Shirley’s very emotional experience was the result of her years of living with Fuchs’ Dystrophy, a degenerative, genetic corneal disease that gradually robbed her of clear vision, independence, and ultimately of her work. A reviewer of budgets and grants for the state, her loss of sight made the job impossible. It was hard to lose the personal interaction of the workplace. In the house alone all day, she felt confined. She remembers with humor how she would follow her husband around the house when he came home in the evenings, wanting to hear everything about his day. He bought her a bird, she says, to get her to stop.
Even once she knew she could have corneal transplants and renewed sight, she felt apprehension. She worried, “about having part of my eye removed, and having a transplant from another person.” This was compounded by her realization that the surgery could only happen if someone died and became an eye donor.
Shirley’s surgeon, Richard Lembach, M.D., put her at ease by explaining that her new cornea would be checked for diseases and would be healthy for transplantation. She made up her mind to go ahead with surgery and then waited four weeks for her donor. Soon after, when the bandage was off, her excitement at the outcome was difficult to contain. “It was a thrill,” she exclaims. She was so animated that her husband had to finally tell her to “be quiet and let me put the drops in your eye!”
Recovery following the transplant was long – a year and a half, according to Shirley. During that period, her surgeon removed stitches only a few at a time. While a transplanted cornea may be clear right away, a difference in its curvature can distort the patient’s new vision. Her physician’s calculated approach to managing the shape of the cornea as it settled in its new home required Shirley’s time and patience.
When Shirley received her first transplant the Central Ohio Lions Eye Bank was in the midst of a public awareness campaign, sending out little stuffed lions with t-shirts bearing the Eye Bank’s logo. Shirley remembers that her doctor presented her with one, and it became a reminder to her, “of what was really important in life – that I could see.” She took the toy to work with her and found that this reminder helped her combat stress.
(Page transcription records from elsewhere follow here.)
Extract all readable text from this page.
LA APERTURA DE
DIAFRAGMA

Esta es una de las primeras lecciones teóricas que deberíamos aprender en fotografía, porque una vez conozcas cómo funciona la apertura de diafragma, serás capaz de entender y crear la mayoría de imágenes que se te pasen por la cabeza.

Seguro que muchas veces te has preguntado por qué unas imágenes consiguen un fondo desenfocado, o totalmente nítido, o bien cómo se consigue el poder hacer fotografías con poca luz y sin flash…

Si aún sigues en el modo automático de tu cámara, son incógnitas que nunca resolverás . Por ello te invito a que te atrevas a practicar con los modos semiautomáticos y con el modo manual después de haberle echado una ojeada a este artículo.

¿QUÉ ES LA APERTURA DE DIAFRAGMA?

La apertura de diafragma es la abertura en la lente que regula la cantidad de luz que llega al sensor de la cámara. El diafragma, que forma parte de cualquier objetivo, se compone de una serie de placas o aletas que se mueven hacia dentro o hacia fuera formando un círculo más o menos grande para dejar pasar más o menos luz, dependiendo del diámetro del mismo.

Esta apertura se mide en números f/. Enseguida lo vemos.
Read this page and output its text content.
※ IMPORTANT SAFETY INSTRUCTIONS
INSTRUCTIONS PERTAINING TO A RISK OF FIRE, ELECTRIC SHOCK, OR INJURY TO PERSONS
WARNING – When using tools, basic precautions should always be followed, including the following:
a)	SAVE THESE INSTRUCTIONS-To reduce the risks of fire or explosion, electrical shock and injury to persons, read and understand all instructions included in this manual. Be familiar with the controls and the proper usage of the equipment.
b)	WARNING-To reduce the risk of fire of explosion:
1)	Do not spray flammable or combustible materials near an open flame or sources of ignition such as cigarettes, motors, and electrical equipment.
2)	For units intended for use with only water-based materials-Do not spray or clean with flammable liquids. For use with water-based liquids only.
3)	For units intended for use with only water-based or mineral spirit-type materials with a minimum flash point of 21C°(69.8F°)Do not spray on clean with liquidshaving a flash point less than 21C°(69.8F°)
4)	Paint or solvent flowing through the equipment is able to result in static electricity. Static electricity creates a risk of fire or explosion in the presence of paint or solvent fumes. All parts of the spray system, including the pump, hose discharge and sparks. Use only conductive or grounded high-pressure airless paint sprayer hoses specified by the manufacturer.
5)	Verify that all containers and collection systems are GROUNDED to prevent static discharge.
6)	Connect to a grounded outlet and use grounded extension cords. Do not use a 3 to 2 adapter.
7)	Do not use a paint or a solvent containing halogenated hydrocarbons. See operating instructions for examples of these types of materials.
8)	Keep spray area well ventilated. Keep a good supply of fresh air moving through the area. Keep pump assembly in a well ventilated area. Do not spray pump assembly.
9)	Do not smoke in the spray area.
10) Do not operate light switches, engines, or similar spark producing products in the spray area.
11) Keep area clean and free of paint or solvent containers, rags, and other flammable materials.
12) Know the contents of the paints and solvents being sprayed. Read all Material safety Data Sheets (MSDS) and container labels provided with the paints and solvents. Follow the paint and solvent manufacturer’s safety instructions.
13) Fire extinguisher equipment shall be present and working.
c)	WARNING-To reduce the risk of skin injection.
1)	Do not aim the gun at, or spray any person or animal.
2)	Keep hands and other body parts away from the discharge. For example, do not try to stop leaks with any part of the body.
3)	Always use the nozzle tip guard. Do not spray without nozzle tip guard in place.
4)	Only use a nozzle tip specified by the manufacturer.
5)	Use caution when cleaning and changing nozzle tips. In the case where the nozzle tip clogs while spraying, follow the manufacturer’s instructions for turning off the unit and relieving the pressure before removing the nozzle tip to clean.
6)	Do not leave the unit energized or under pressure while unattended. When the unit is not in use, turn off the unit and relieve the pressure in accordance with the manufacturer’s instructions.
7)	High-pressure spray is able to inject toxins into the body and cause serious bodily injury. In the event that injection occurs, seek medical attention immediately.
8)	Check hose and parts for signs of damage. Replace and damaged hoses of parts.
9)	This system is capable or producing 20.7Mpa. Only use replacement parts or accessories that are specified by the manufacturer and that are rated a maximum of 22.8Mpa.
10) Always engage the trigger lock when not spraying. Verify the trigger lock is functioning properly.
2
Shirley still says prayers for her donors and their families. She doesn’t take for granted being given a new chance to see and enjoy “the sun shining, rain, every little bit of nature.” It has been very moving to “realize that I had a part of somebody else. I wanted to honor that.” She decided that she would honor her Gift of Sight by taking piano lessons, and learning to paint water colors. These were activities she had always wanted to take up, but her transplants made her determined to follow through. She also joined the Pickerington Lions Club after her second transplant, thus gaining another avenue “to start giving something back.”
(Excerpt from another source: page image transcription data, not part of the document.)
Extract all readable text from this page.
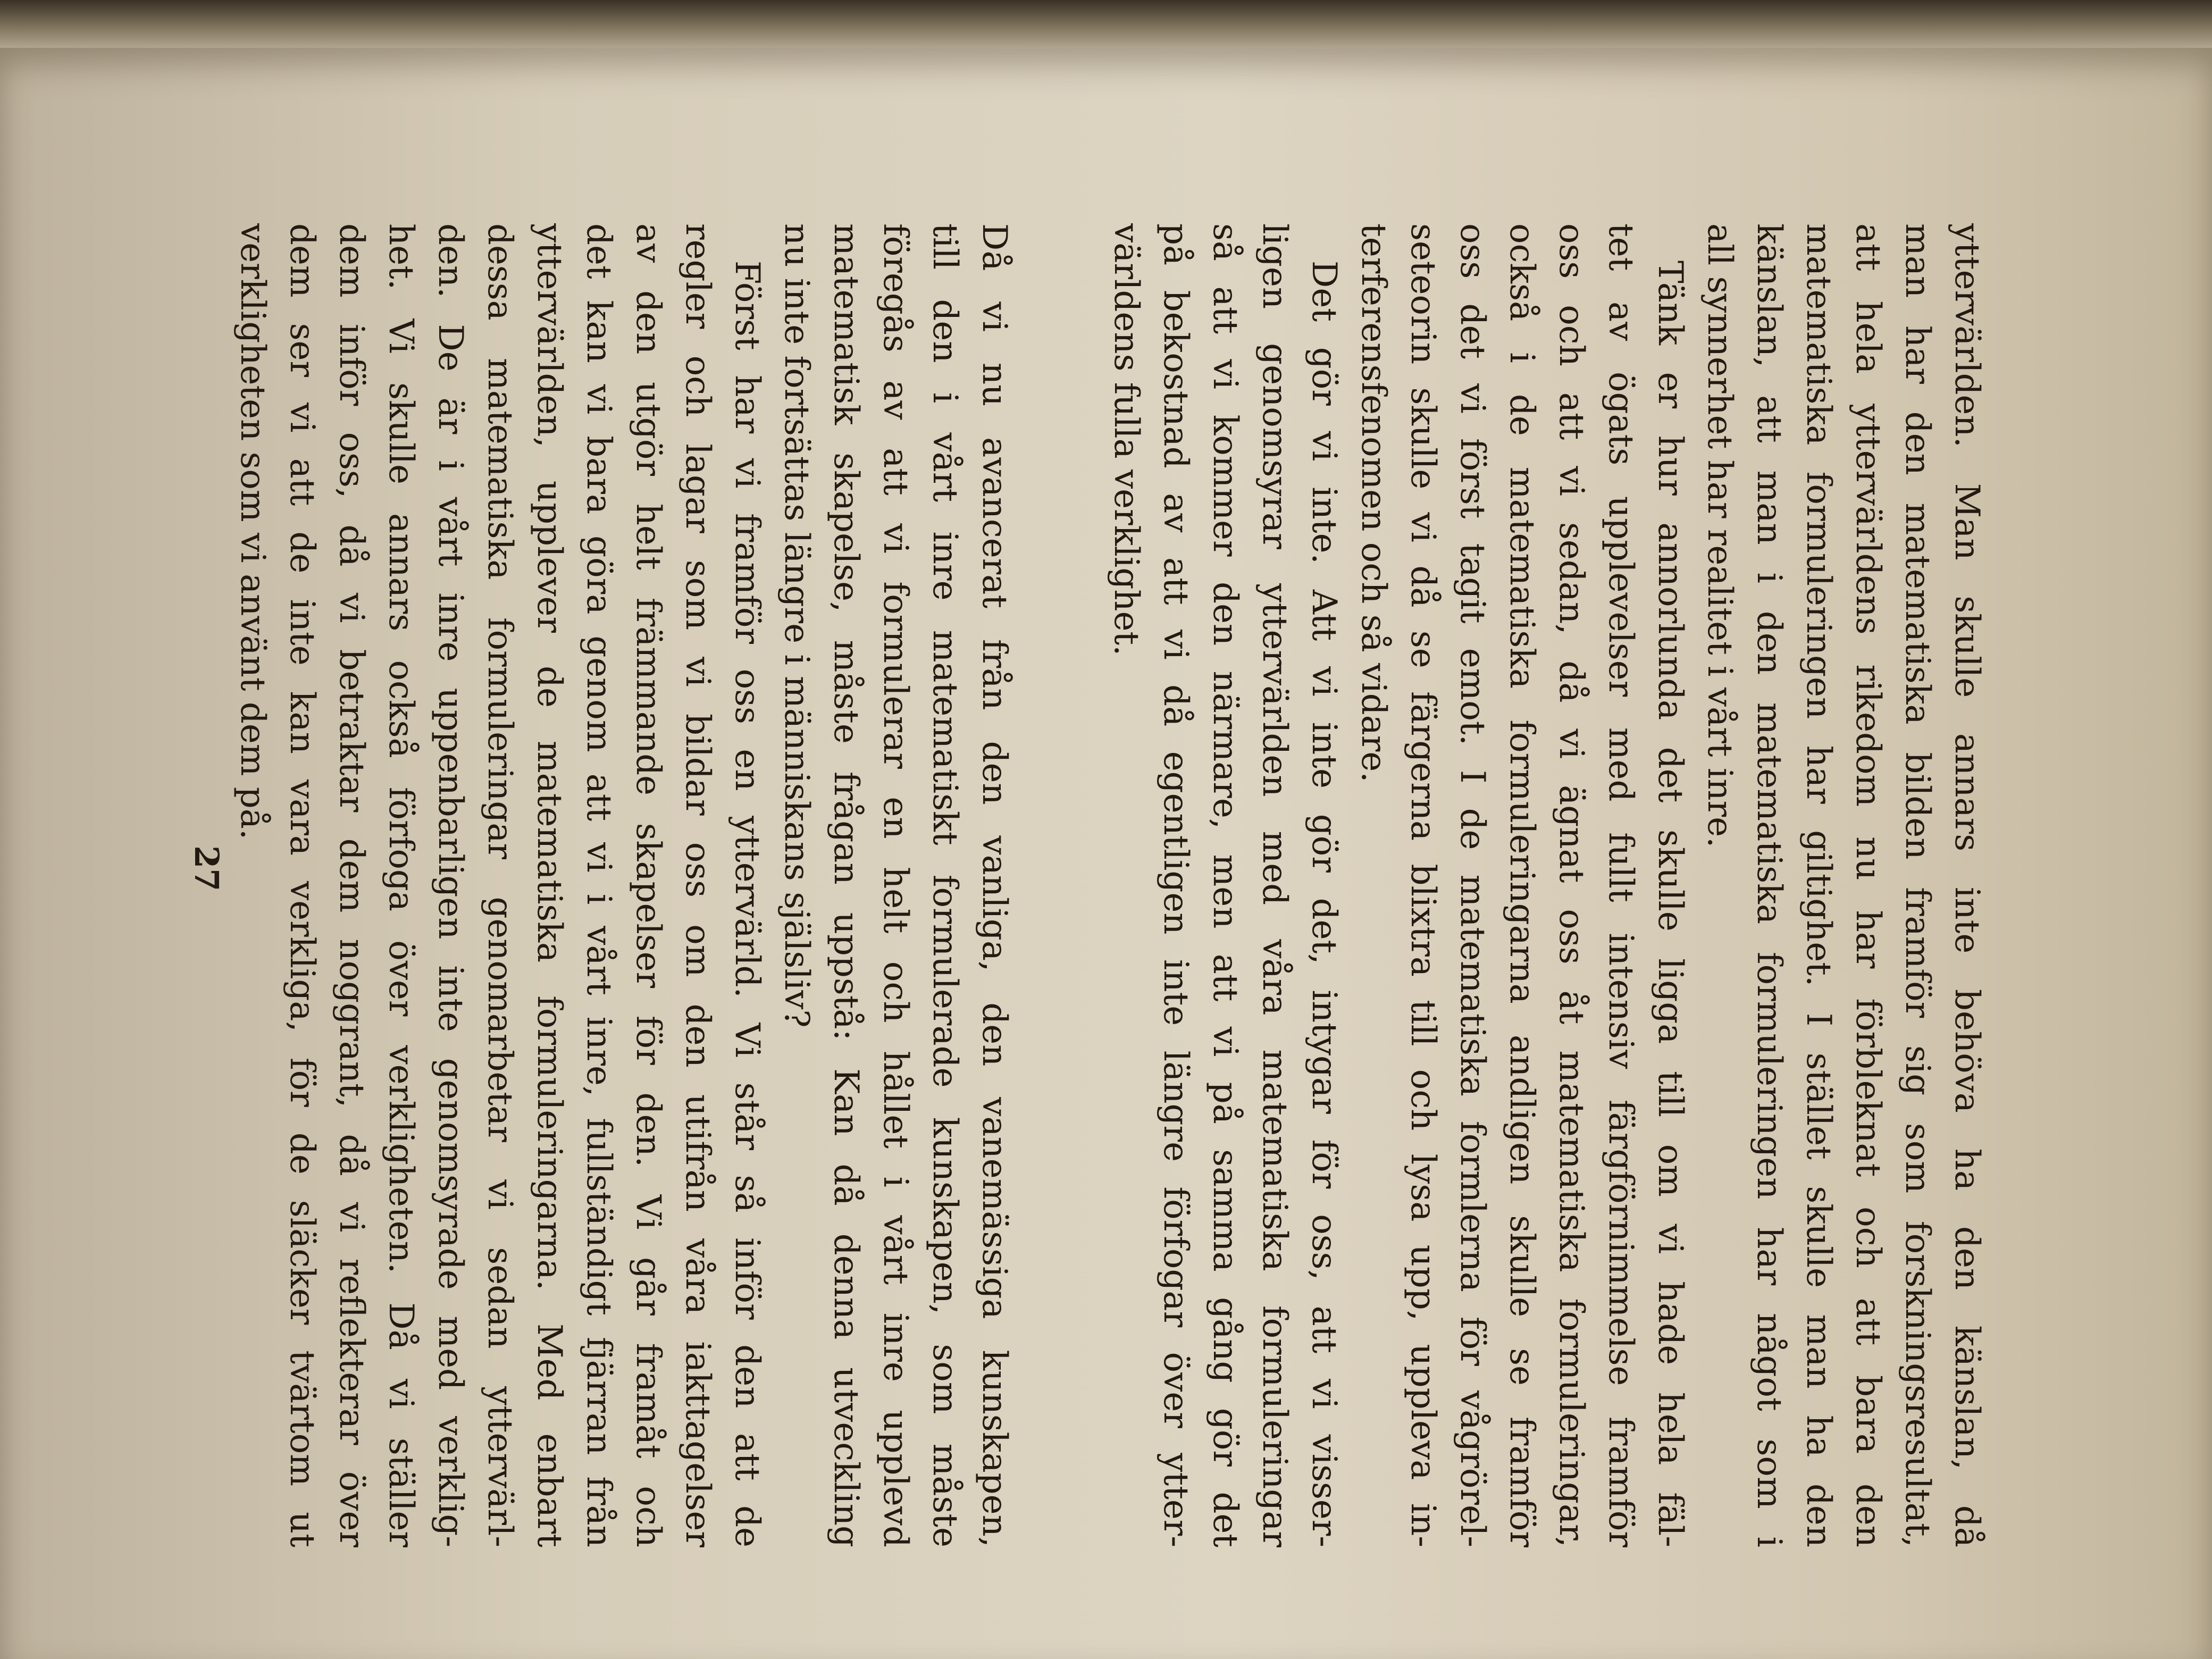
yttervärlden. Man skulle annars inte behöva ha den känslan, då
man har den matematiska bilden framför sig som forskningsresultat,
att hela yttervärldens rikedom nu har förbleknat och att bara den
matematiska formuleringen har giltighet. I stället skulle man ha den
känslan, att man i den matematiska formuleringen har något som i
all synnerhet har realitet i vårt inre.
Tänk er hur annorlunda det skulle ligga till om vi hade hela fäl-
tet av ögats upplevelser med fullt intensiv färgförnimmelse framför
oss och att vi sedan, då vi ägnat oss åt matematiska formuleringar,
också i de matematiska formuleringarna andligen skulle se framför
oss det vi först tagit emot. I de matematiska formlerna för vågrörel-
seteorin skulle vi då se färgerna blixtra till och lysa upp, uppleva in-
terferensfenomen och så vidare.
Det gör vi inte. Att vi inte gör det, intygar för oss, att vi visser-
ligen genomsyrar yttervärlden med våra matematiska formuleringar
så att vi kommer den närmare, men att vi på samma gång gör det
på bekostnad av att vi då egentligen inte längre förfogar över ytter-
världens fulla verklighet.
Då vi nu avancerat från den vanliga, den vanemässiga kunskapen,
till den i vårt inre matematiskt formulerade kunskapen, som måste
föregås av att vi formulerar en helt och hållet i vårt inre upplevd
matematisk skapelse, måste frågan uppstå: Kan då denna utveckling
nu inte fortsättas längre i människans själsliv?
Först har vi framför oss en yttervärld. Vi står så inför den att de
regler och lagar som vi bildar oss om den utifrån våra iakttagelser
av den utgör helt främmande skapelser för den. Vi går framåt och
det kan vi bara göra genom att vi i vårt inre, fullständigt fjärran från
yttervärlden, upplever de matematiska formuleringarna. Med enbart
dessa matematiska formuleringar genomarbetar vi sedan yttervärl-
den. De är i vårt inre uppenbarligen inte genomsyrade med verklig-
het. Vi skulle annars också förfoga över verkligheten. Då vi ställer
dem inför oss, då vi betraktar dem noggrant, då vi reflekterar över
dem ser vi att de inte kan vara verkliga, för de släcker tvärtom ut
verkligheten som vi använt dem på.
27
“Every time it’s donor week, I talk to others and mention that it’s not only hearts and kidneys that are needed,” Shirley remarks. Although she found herself teary-eyed the first time she shared her corneal transplant experiences with her own Lions Club, she is eager to visit other Clubs and tell her story.
Shirley says her new sight is “incredible, a tremendous gift. It’s important to remember it, and to be appreciative.” With this clear understanding, when she lost her husband not long ago, “I donated his corneas,” she says. And the Gift of Sight goes on.